“Por tanto, mirad por vosotros, y por todo el rebaño en que el Espíritu Santo os ha puesto por obispos, para apacentar la iglesia del Señor, la cual él ganó por su propia sangre.”
(Hechos 20: 28)
“Porque ninguno de nosotros vive para sí, y ninguno muere para sí. Pues si vivimos, para el Señor vivimos; y si morimos, para el Señor morimos. Así pues, sea que vivamos, o que muramos, del Señor somos.” (Romanos 14:7-8)

Dios nos creo y también nos salvó, pertenecemos a Él. Somos su preciada posesión.

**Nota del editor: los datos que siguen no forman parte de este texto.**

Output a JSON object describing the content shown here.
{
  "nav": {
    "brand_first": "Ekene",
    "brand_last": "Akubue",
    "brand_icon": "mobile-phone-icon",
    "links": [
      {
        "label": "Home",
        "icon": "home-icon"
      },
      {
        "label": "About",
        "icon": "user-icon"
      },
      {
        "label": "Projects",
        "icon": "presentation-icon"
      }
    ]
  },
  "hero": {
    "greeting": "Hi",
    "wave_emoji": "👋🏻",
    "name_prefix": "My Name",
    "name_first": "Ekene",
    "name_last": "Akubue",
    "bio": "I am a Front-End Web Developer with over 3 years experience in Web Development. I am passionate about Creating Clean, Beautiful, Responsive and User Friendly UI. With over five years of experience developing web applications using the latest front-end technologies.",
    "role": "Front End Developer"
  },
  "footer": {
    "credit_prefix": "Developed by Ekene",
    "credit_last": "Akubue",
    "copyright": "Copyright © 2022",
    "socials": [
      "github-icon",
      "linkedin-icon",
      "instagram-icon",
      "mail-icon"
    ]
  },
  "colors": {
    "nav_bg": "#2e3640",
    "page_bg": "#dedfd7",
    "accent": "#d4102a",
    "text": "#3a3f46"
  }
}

Pablo encargó a los ancianos efesios: “Por tanto, mirad por vosotros, y por todo el rebaño en que el Espíritu Santo os ha puesto por obispos, para apacentar la iglesia del Señor, la cual él ganó por su propia sangre.” (Hechos 20: 28)

El es nuestro Señor y su señorío incluye todos los aspectos de nuestra vida. No debemos vivir para nosotros sino para El. Tampoco morimos por nosotros y para nosotros, sino para Él: “Porque ninguno de nosotros vive para sí, y ninguno muere para sí. Pues si vivimos, para el Señor vivimos; y si morimos, para el Señor morimos. Así pues, sea que vivamos, o que muramos, del Señor somos.” (Romanos 14:7-8)

Nuestro problema no es que no sabemos esta verdad, sino que en ocasiones escogemos vivir como si no la conociéramos.

Una manera en la que manifestamos nuestro sometimiento al señorío de Cristo es en nuestras decisiones, esas pequeñas que tomamos todos los días y también aquellas de mayor envergadura que tomamos de vez en cuando. Sin embargo, todas ellas reflejan nuestras prioridades y el lugar que Dios ocupa en nosotros.

Todo lo que hagamos en esta vida debe estar sujeto al escrutinio y la aprobación de Cristo. Incluso en la muerte aspiramos glorificarle al ir a estar con Él. Siempre recordemos que le pertenecemos, tanto en vida como en muerte.